No que diz respeito ao estágio supervisionado em Serviço Social a ABEPSS, região Sul II, se manifesta e
“orienta todas as Unidades Formação de Assistentes Sociais(UFAS) atenção e providências na relação com os estágios supervisionados em Serviço Social. Relembramos a todas/os coordenadores de Cursos de Serviço Social e dos setores de estágio quanto à importância de, neste momento, SUSPENDER as atividades vinculadas ao estágio supervisionado”
Desta forma, reafirmamos a concepção de educação
“[…] que não se dissocia das estratégias de luta pela ampliação e consolidação dos direitos sociais e humanos, da constituição de uma seguridade social não formal e restrita, mas constitutiva desse amplo processo de formação de autoconciência que desvela, denuncia e busca superar as desigualdades sociais que fundam a sociedade do capital e que se agudizam de forma violenta na realidade brasileira” (CFESS, 2013, p. 22).
Diante deste pressuposto, é importante reafirmar que a assistência estudantil precisa ser ampliada na educação superior de forma a atingir todos os estudantes e abranger também os outros níveis de ensino, considerando que não basta ter acesso a educação formal, mas é urgente garantir a permanência dos estudantes provenientes da classe trabalhadora.
Neste momento de pandemia, para as crianças, adolescentes e jovens provenientes de famílias empobrecidas “permanecer” na escola é ter possibilidade de se manter vivo.
Isolamento social não pode significar isolar-se do acesso ao atendimento de suas necessidades básicas que, muitas vezes, são mantidos pelo traço da assistência social que perpassa as políticas educacionais, tais como: merenda escolar; alimentação nas creches; os Restaurantes Universitários; os auxílios de aluguel ou socioeconômicos entre outros. Portanto, a assistência estudantil deve ser prioridade, e deve ser reorganizada, neste período de excepcionalidade.

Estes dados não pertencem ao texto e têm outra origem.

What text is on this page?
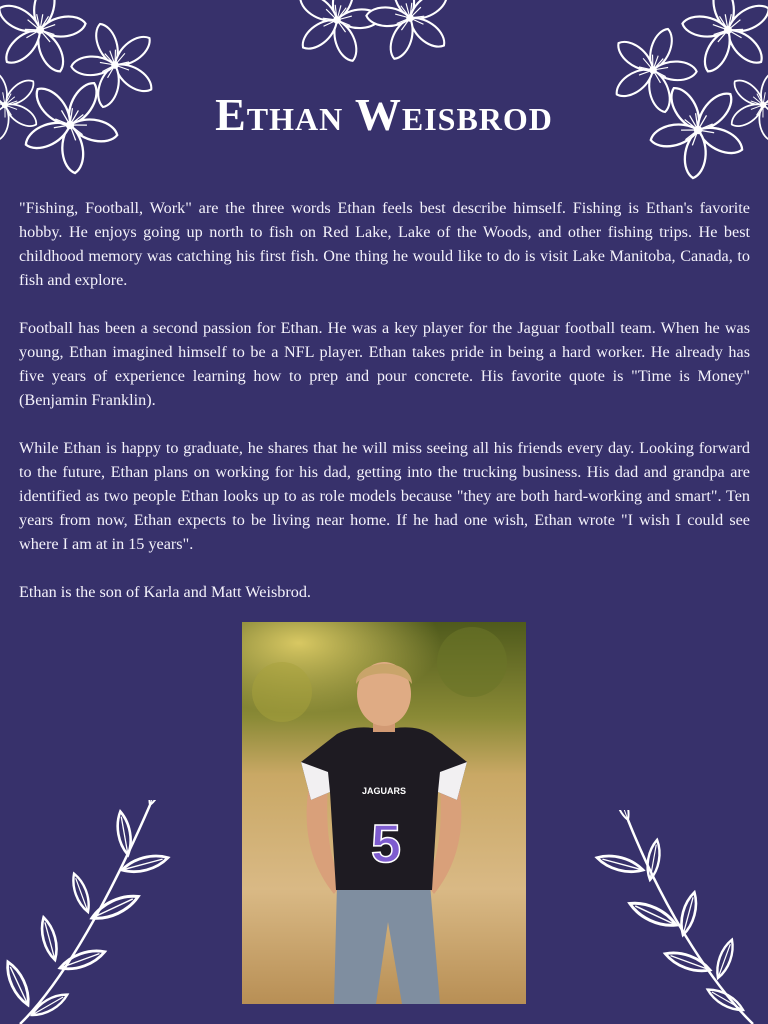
Ethan Weisbrod

"Fishing, Football, Work" are the three words Ethan feels best describe himself. Fishing is Ethan's favorite hobby. He enjoys going up north to fish on Red Lake, Lake of the Woods, and other fishing trips. He best childhood memory was catching his first fish. One thing he would like to do is visit Lake Manitoba, Canada, to fish and explore.

Football has been a second passion for Ethan. He was a key player for the Jaguar football team. When he was young, Ethan imagined himself to be a NFL player. Ethan takes pride in being a hard worker. He already has five years of experience learning how to prep and pour concrete. His favorite quote is "Time is Money" (Benjamin Franklin).

While Ethan is happy to graduate, he shares that he will miss seeing all his friends every day. Looking forward to the future, Ethan plans on working for his dad, getting into the trucking business. His dad and grandpa are identified as two people Ethan looks up to as role models because "they are both hard-working and smart". Ten years from now, Ethan expects to be living near home. If he had one wish, Ethan wrote "I wish I could see where I am at in 15 years".

Ethan is the son of Karla and Matt Weisbrod.

JAGUARS
5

O CFESS/CRESS, também se manifesta:
“Em relação especificamente ao trabalho do Serviço Social, as/os profissionais devem decidir com autonomia (preferencialmente de forma coletiva) sobre a forma de atendimento mais adequada em cada situação, de modo a atender às orientações, conforme acima mencionado, assim como proteger a saúde do/a profissional e do/a usuário/a. No entanto, caso decidam por atendimentos por videoconferência, estes devem ter caráter absolutamente excepcional, considerando a particularidade deste momento”.
Portanto, a defesa destas entidades representativas coadunam com a defesa dos discentes, docentes, pesquisadores, assistentes sociais que atuam em qualquer espaço socio-ocupacional do Serviço Social no sentido de priorizar ações preventivas de saúde contra a pandemia da COVID-19, conforme estabelecido pela Organização Mundial da Saúde e Ministério da Saúde.
É notório que as repercussões da pandemia, que atinge a todos, em todos os países são revestidas de maior impacto para a classe trabalhadora, assim, se desvela, expõe, emerge as enormes desigualdades sociais acirradas com a perspectiva ultraliberal do Estado, que reduz drasticamente o investimento em todas as políticas publicas, que tem corroído os direitos sociais, dentre eles o direito a educação.
Desta forma, o Grupo de Estudos e Pesquisas sobre Serviço Social na Educação (GEPESSE) reafirma o seu compromisso pelo acesso, permanência e sucesso dos estudantes na educação pública, laica, de qualidade socialmente referendada e para todos, em todos níveis de ensino. Na educação superior se afirma o ensino, pesquisa e extensão de modo indissociável, sendo o ensino presencial condição primordial.
Este artigo foi escrito por Eliana Bolorino Canteiro Martins (GEPESSE – UNESP/Franca), doutora em Serviço Social, Docente do Curso de Serviço Social e do Programa de Pós-Graduação em Serviço Social – UNESP/Campus de Franca, Pesquisadora na área Serviço Social na Educação, Líder do GEPESSE. Além de Adriana Freire Pereira Férriz (GEPESSE – UFBA), doutora em Serviço Social, Docente do Curso de Serviço Social e do Programa de Pós-Graduação em Serviço Social – UFBA, Pesquisadora na área Serviço Social na Educação, Coordenadora do GEPESSE/BA.